BBC Radio 7, 30 October 2009
Apart from his children's novel Moonfleet, an evergreen best-seller
for many years, J. Meade Falkner remains a peripheral figure in the pantheon of English literature. This documentary, presented
by author David Attwood, told us about his life and work. A product of a sound middle-class education at Marlborough and Oxford,
Falkner spent much of his working life in the north-east as a major figure in the armaments firm Armstrong's. He was particularly
successful at his work - so much so that he earned sufficient money to begin a collection of ancient manuscripts, now preserved
in Durham's Divinity House. Attwood argued that in spite of this suucess, Falkner yearned to become a successful novelist,
with his roots in the south-west rather than the north-east of England. Hence his decision to set his three major novels -
Moonfleet, The Lost Stradivarius and The Nebulae Coat - in that region.
Falkner's style owed a lot to major nineteenth and early twentieth century authors
such as Trollope and Hardy. However his plots were often very different: on many occasions he wrote about ungodliness and
its consequences, a state of mind he believed could only be alleviated by continuing loyalty to the church.
Despite his obvious convictions, Falkner remained a lonely, somewhat difficult man.
He married late in life - at forty - and although he had a reasonably happy life with his spouse, the two of them parted.
They were like two opposites; his wife was a home-maker, he was a business person with little time for the minutiae of life.
Moreover there was a distinct suspicion that he was more attracted to men rather than women.

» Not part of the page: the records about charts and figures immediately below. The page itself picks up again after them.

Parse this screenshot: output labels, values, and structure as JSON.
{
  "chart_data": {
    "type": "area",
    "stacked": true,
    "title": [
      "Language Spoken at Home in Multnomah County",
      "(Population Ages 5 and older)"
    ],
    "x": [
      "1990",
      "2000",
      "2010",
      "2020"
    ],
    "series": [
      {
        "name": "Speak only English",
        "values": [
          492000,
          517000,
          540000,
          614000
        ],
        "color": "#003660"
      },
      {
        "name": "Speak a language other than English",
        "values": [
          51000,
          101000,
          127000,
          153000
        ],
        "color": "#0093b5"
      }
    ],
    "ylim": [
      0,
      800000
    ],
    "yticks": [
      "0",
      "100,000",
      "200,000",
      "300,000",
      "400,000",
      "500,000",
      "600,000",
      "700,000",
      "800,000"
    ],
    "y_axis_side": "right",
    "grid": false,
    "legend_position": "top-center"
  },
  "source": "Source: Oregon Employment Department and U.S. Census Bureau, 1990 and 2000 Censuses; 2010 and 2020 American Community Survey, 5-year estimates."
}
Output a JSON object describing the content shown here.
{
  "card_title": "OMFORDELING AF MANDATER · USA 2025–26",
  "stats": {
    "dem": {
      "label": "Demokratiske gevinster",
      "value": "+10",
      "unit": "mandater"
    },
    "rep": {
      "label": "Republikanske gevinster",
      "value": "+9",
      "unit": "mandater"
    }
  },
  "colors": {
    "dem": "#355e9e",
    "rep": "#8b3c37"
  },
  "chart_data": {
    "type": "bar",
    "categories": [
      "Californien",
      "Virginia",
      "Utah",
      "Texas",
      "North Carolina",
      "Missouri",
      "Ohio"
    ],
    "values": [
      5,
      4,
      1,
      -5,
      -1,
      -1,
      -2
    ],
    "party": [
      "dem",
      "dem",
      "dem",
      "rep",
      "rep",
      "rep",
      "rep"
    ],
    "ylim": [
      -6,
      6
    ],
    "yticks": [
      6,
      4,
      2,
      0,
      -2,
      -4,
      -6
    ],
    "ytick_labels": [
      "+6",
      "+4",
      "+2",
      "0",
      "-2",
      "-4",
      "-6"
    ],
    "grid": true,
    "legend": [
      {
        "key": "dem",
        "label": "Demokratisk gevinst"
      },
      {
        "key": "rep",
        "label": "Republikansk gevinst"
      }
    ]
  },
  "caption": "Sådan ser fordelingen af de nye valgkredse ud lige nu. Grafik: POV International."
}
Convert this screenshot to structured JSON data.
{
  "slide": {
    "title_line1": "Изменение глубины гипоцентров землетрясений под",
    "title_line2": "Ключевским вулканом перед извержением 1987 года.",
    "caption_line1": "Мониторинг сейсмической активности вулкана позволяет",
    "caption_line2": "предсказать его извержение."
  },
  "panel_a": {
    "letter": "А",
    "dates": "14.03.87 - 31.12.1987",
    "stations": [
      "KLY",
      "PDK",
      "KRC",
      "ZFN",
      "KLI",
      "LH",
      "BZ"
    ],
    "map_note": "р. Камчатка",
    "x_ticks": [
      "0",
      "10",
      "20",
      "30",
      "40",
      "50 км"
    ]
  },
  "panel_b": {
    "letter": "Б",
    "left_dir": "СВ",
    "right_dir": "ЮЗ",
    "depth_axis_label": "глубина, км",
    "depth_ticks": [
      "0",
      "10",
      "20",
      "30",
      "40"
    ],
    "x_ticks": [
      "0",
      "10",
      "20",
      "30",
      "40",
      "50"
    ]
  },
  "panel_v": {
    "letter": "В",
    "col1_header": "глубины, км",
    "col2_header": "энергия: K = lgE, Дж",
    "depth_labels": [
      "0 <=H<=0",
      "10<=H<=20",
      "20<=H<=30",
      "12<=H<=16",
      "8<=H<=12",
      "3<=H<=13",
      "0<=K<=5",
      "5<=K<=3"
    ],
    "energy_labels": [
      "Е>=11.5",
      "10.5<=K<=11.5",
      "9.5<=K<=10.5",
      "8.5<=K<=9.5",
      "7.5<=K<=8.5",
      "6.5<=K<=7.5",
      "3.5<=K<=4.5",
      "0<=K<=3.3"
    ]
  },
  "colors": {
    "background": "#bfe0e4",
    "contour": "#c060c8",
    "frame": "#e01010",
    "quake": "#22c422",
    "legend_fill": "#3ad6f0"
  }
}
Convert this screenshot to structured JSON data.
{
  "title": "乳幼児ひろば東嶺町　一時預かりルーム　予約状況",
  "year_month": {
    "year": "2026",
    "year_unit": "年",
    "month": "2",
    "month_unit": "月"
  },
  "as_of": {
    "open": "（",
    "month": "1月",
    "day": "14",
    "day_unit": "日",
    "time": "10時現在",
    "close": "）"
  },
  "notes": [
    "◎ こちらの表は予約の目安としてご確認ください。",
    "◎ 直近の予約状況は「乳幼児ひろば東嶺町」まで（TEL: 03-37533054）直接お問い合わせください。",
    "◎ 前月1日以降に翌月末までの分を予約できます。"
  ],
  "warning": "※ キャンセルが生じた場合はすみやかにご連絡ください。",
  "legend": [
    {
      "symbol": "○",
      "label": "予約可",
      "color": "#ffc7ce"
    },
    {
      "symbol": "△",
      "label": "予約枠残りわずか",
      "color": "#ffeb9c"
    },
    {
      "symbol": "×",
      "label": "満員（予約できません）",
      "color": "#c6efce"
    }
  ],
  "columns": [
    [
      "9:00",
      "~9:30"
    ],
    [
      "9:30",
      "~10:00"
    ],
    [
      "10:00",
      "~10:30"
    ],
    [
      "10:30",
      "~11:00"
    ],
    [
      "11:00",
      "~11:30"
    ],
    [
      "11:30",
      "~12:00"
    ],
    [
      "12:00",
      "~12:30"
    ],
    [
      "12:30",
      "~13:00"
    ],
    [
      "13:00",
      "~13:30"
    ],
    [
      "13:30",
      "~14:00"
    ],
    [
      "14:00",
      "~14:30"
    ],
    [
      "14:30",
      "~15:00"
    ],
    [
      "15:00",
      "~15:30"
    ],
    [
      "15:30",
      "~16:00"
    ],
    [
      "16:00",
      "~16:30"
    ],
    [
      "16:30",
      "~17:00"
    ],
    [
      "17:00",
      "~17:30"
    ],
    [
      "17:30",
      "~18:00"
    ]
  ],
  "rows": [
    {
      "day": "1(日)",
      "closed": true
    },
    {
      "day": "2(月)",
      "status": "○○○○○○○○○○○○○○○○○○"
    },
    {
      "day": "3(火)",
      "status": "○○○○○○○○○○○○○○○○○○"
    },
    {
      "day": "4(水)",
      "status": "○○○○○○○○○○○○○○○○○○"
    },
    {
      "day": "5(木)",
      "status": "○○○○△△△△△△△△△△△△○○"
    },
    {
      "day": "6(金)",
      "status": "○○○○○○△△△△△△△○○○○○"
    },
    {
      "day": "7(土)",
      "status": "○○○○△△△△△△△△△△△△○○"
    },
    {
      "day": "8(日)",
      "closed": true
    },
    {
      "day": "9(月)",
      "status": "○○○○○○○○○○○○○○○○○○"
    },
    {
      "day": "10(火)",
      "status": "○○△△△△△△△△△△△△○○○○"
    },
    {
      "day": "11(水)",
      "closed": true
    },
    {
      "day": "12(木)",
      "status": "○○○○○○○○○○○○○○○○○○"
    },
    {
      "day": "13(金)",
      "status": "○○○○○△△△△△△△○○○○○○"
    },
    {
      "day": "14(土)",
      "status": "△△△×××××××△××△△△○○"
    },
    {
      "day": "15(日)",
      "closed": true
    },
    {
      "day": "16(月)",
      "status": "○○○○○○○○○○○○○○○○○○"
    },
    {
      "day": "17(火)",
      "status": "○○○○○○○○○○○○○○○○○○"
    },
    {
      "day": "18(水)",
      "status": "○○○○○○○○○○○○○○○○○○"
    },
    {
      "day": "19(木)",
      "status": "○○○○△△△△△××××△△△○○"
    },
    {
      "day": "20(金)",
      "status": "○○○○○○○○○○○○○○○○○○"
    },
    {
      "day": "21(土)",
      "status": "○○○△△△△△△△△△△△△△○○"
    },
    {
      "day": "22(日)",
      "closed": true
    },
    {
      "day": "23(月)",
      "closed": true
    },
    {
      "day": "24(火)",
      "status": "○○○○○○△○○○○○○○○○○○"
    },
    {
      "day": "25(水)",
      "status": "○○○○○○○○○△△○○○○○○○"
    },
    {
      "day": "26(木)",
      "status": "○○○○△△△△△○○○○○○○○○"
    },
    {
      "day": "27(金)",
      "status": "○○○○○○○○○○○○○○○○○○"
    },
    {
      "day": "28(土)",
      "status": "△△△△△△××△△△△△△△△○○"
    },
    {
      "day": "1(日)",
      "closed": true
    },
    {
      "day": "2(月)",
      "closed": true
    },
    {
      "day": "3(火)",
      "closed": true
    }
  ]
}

Whatever his sexuality, Falkner
died in 1932 a lonely, somewhat isolated man, perpetually frustrated at the fact that he had not managed to carve out a literary
niche for himself.
I am not sure that Falkner was a "bag of paradoxes" as the programme tried to suggest.
Rather he seemed like someone who tried to have his cake and eat it; to combine a business and a literary career in the manner
of T. S. Eliot, but eventually falling between the two poles. Nonetheless Andy Cartwright's documentary gave a valuable
introduction to a little-known twentieth century author.